Mponeng could be a standalone mine in another company’s portfolio, but that company is not in SA, and foreigners are leery of exposing themselves to ultra-deep-level gold mining.

Mponeng is the world’s deepest mine at 4km below surface. It has an eight-year life and needs a multibilli­on-rand investment to extend the life to 20 years.

Sibanye CEO Neal Froneman said recently the company was “not panting” to get its hands on Mponeng, but because it was so close to its Driefontei­n mine, it had to take a look.

Given the R21bn of net debt in Sibanye and its stated intention of repaying debt as quickly as possible and resuming dividend payments, the chances of it investing heavily in SA, where Eskom is a threat to the economy, are arguably small.

If it can buy Mponeng cheaply, with the price reflecting the economic and rising social risk, as well as the large capital bill to extend the life of the mine beyond eight years, then maybe Sibanye will be a player.

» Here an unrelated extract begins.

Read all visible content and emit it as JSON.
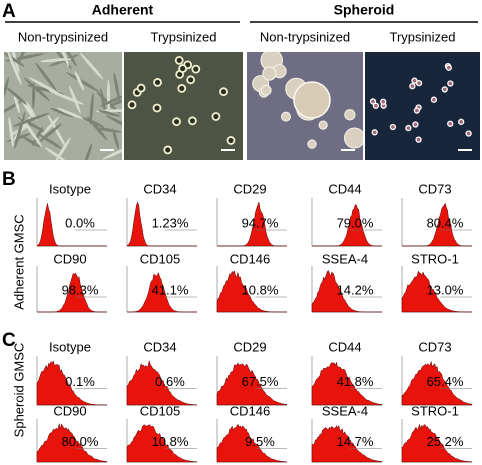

Harmony is a logical buyer. One analyst has spoken of tax benefits that could be realised for Harmony, and the company needs to replace a number of old mines that will be depleted in the next few years. It doesn’t have the balance sheet strains that Sibanye has, freeing it up to make an offer to AngloGold.

A tale of two smelters

As electricit­y prices continue to climb in SA, power-hungry smelters are feeling the pinch.

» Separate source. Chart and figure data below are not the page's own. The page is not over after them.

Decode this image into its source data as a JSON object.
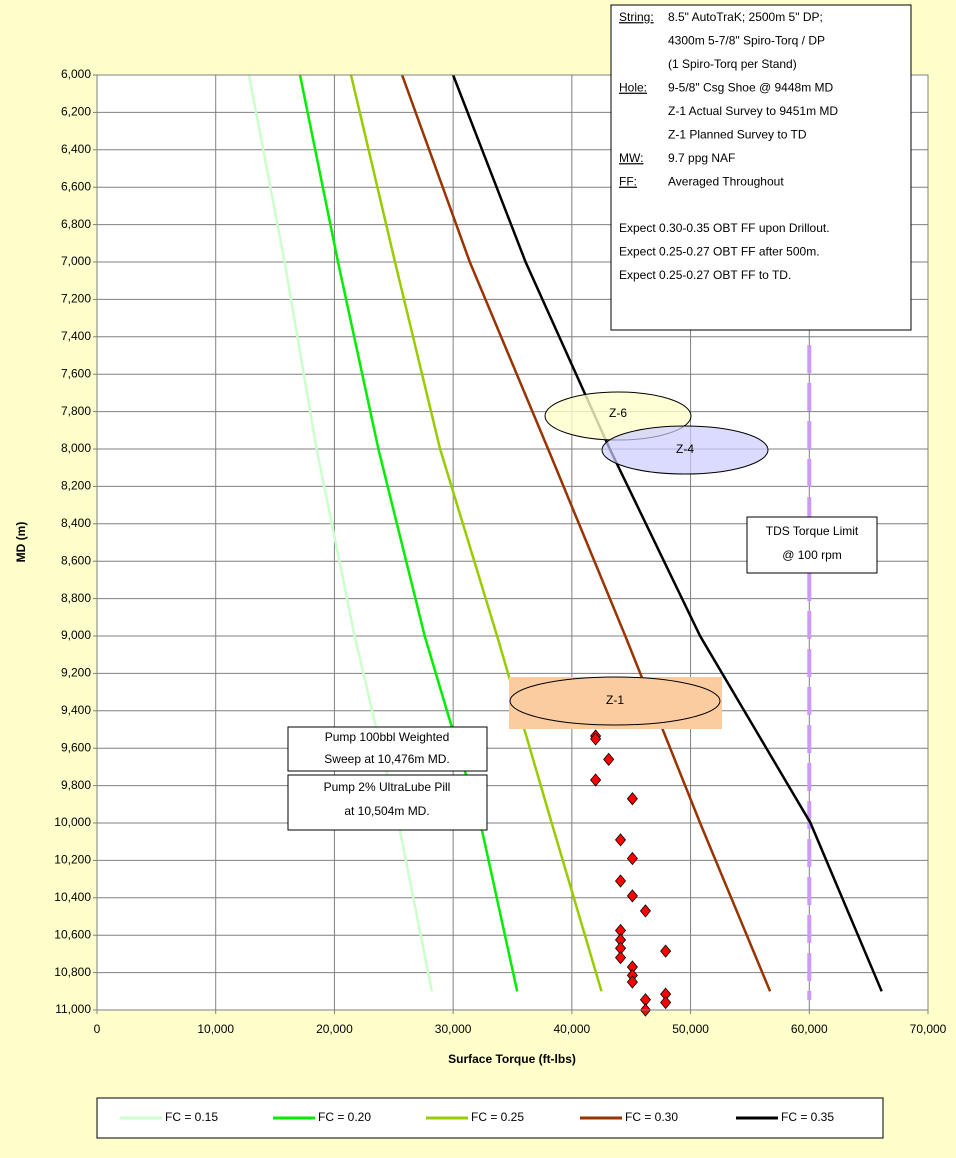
{
  "chart_data": {
    "type": "line",
    "xlabel": "Surface Torque (ft-lbs)",
    "ylabel": "MD (m)",
    "xlim": [
      0,
      70000
    ],
    "xticks": [
      0,
      {
        "value": 10000,
        "label": "10,000"
      },
      {
        "value": 20000,
        "label": "20,000"
      },
      {
        "value": 30000,
        "label": "30,000"
      },
      {
        "value": 40000,
        "label": "40,000"
      },
      {
        "value": 50000,
        "label": "50,000"
      },
      {
        "value": 60000,
        "label": "60,000"
      },
      {
        "value": 70000,
        "label": "70,000"
      }
    ],
    "ylim": [
      6000,
      11000
    ],
    "y_inverted": true,
    "yticks": [
      {
        "value": 6000,
        "label": "6,000"
      },
      {
        "value": 6200,
        "label": "6,200"
      },
      {
        "value": 6400,
        "label": "6,400"
      },
      {
        "value": 6600,
        "label": "6,600"
      },
      {
        "value": 6800,
        "label": "6,800"
      },
      {
        "value": 7000,
        "label": "7,000"
      },
      {
        "value": 7200,
        "label": "7,200"
      },
      {
        "value": 7400,
        "label": "7,400"
      },
      {
        "value": 7600,
        "label": "7,600"
      },
      {
        "value": 7800,
        "label": "7,800"
      },
      {
        "value": 8000,
        "label": "8,000"
      },
      {
        "value": 8200,
        "label": "8,200"
      },
      {
        "value": 8400,
        "label": "8,400"
      },
      {
        "value": 8600,
        "label": "8,600"
      },
      {
        "value": 8800,
        "label": "8,800"
      },
      {
        "value": 9000,
        "label": "9,000"
      },
      {
        "value": 9200,
        "label": "9,200"
      },
      {
        "value": 9400,
        "label": "9,400"
      },
      {
        "value": 9600,
        "label": "9,600"
      },
      {
        "value": 9800,
        "label": "9,800"
      },
      {
        "value": 10000,
        "label": "10,000"
      },
      {
        "value": 10200,
        "label": "10,200"
      },
      {
        "value": 10400,
        "label": "10,400"
      },
      {
        "value": 10600,
        "label": "10,600"
      },
      {
        "value": 10800,
        "label": "10,800"
      },
      {
        "value": 11000,
        "label": "11,000"
      }
    ],
    "grid": true,
    "depths": [
      6000,
      7000,
      8000,
      9000,
      10000,
      10900
    ],
    "series": [
      {
        "name": "FC = 0.15",
        "color": "#ccffcc",
        "x": [
          12800,
          15800,
          18500,
          21700,
          25400,
          28200
        ]
      },
      {
        "name": "FC = 0.20",
        "color": "#00ee00",
        "x": [
          17100,
          20300,
          23700,
          27600,
          32300,
          35400
        ]
      },
      {
        "name": "FC = 0.25",
        "color": "#99cc00",
        "x": [
          21400,
          25100,
          28900,
          33700,
          38300,
          42500
        ]
      },
      {
        "name": "FC = 0.30",
        "color": "#993300",
        "x": [
          25700,
          31400,
          38000,
          44500,
          50800,
          56700
        ]
      },
      {
        "name": "FC = 0.35",
        "color": "#000000",
        "x": [
          30000,
          36100,
          43200,
          50800,
          60100,
          66100
        ]
      }
    ],
    "points": {
      "color": "#ff0000",
      "x": [
        42000,
        42000,
        43100,
        42000,
        45100,
        44100,
        45100,
        44100,
        45100,
        46200,
        44100,
        44100,
        44100,
        44100,
        45100,
        45100,
        45100,
        47900,
        47900,
        46200,
        47900,
        46200
      ],
      "y": [
        9535,
        9550,
        9660,
        9770,
        9870,
        10090,
        10190,
        10310,
        10390,
        10470,
        10575,
        10625,
        10670,
        10720,
        10770,
        10815,
        10850,
        10685,
        10915,
        10945,
        10960,
        11000
      ]
    },
    "limit_line": {
      "x": 60000,
      "color": "#cc99ff"
    },
    "notes": [
      {
        "label": "String:",
        "lines": [
          "8.5\" AutoTraK; 2500m 5\" DP;",
          "4300m 5-7/8\" Spiro-Torq / DP",
          "(1 Spiro-Torq per Stand)"
        ]
      },
      {
        "label": "Hole:",
        "lines": [
          "9-5/8\" Csg Shoe @ 9448m MD",
          "Z-1 Actual Survey to 9451m MD",
          "Z-1 Planned Survey to TD"
        ]
      },
      {
        "label": "MW:",
        "lines": [
          "9.7 ppg NAF"
        ]
      },
      {
        "label": "FF:",
        "lines": [
          "Averaged Throughout"
        ]
      }
    ],
    "expectations": [
      "Expect 0.30-0.35 OBT FF upon Drillout.",
      "Expect 0.25-0.27 OBT FF after 500m.",
      "Expect 0.25-0.27 OBT FF to TD."
    ],
    "zones": [
      "Z-6",
      "Z-4",
      "Z-1"
    ],
    "limit_note": [
      "TDS Torque Limit",
      "@ 100 rpm"
    ],
    "pump_notes": [
      [
        "Pump 100bbl Weighted",
        "Sweep at 10,476m MD."
      ],
      [
        "Pump 2% UltraLube Pill",
        "at 10,504m MD."
      ]
    ]
  }
}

Take, for example, South32’s loss-making Metalloys manganese smelter in Meyerton, which is under review.

Though a decision is yet to be made, the options range from divestment to closure. It’s simply too hard for SA to compete with power prices in other parts of the world, especially in Malaysia, where there is an abundant and cheap supply of hydropower.

It is not just SA that cannot compete. South32’s manganese smelter in Australia is also in a tough spot despite receiving subsidised hydropower from the Tasmanian government.

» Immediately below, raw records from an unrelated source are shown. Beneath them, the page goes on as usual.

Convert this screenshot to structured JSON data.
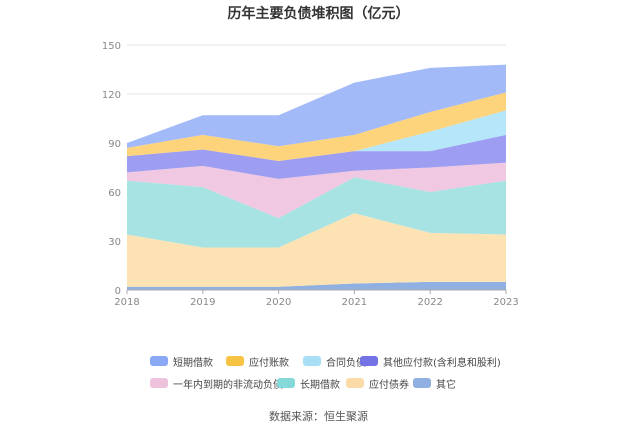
{
  "page": {
    "title": "历年主要负债堆积图（亿元）",
    "source": "数据来源：恒生聚源"
  },
  "chart_data": {
    "type": "area",
    "stacked": true,
    "x": [
      "2018",
      "2019",
      "2020",
      "2021",
      "2022",
      "2023"
    ],
    "ylim": [
      0,
      150
    ],
    "yticks": [
      0,
      30,
      60,
      90,
      120,
      150
    ],
    "grid": true,
    "legend_position": "bottom",
    "series": [
      {
        "name": "其它",
        "color": "#8fb0e0",
        "values": [
          2,
          2,
          2,
          4,
          5,
          5
        ]
      },
      {
        "name": "应付债券",
        "color": "#fde3b4",
        "values": [
          32,
          24,
          24,
          43,
          30,
          29
        ]
      },
      {
        "name": "长期借款",
        "color": "#a8e3e3",
        "values": [
          33,
          37,
          18,
          22,
          25,
          33
        ]
      },
      {
        "name": "一年内到期的非流动负债",
        "color": "#f0c8e1",
        "values": [
          5,
          13,
          24,
          4,
          15,
          11
        ]
      },
      {
        "name": "其他应付款(含利息和股利)",
        "color": "#9d9df2",
        "values": [
          10,
          10,
          11,
          12,
          10,
          17
        ]
      },
      {
        "name": "合同负债",
        "color": "#b5e6fa",
        "values": [
          0,
          0,
          0,
          0,
          12,
          15
        ]
      },
      {
        "name": "应付账款",
        "color": "#fdd37b",
        "values": [
          5,
          9,
          9,
          10,
          12,
          11
        ]
      },
      {
        "name": "短期借款",
        "color": "#a3baf9",
        "values": [
          3,
          12,
          19,
          32,
          27,
          17
        ]
      }
    ]
  },
  "legend": {
    "rows": [
      [
        {
          "label": "短期借款",
          "color": "#8aa8f6"
        },
        {
          "label": "应付账款",
          "color": "#f6c343"
        },
        {
          "label": "合同负债",
          "color": "#a8dff5"
        },
        {
          "label": "其他应付款(含利息和股利)",
          "color": "#7373e6"
        }
      ],
      [
        {
          "label": "一年内到期的非流动负债",
          "color": "#eec2dd"
        },
        {
          "label": "长期借款",
          "color": "#86d9d9"
        },
        {
          "label": "应付债券",
          "color": "#fbdca8"
        },
        {
          "label": "其它",
          "color": "#8fb0e0"
        }
      ]
    ]
  }
}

But South32 is more hopeful of the prospects for its Hillside aluminium smelter in Richards Bay. The smelter made a loss of almost $75m in the previous financial year. That’s despite delivering record production even after load-shedding as well as a painful restructur­ing, which saw 500 staff members take voluntary separation packages.

Hillside is also thrashing out a new power deal with Eskom following its long-run power contract. That was controvers­ial because it was linked to the aluminium price, which was seen as favourable to the company but detrimenta­l to the utility.

Even so, South32 sees a future for a competitiv­e aluminium industry in SA. That’s because of opportunit­ies to increase beneficiat­ion of aluminium, particular­ly linked to the department of trade and industry’s motor industry programme. It just goes to show that where economics might fail, industrial policy can still step in.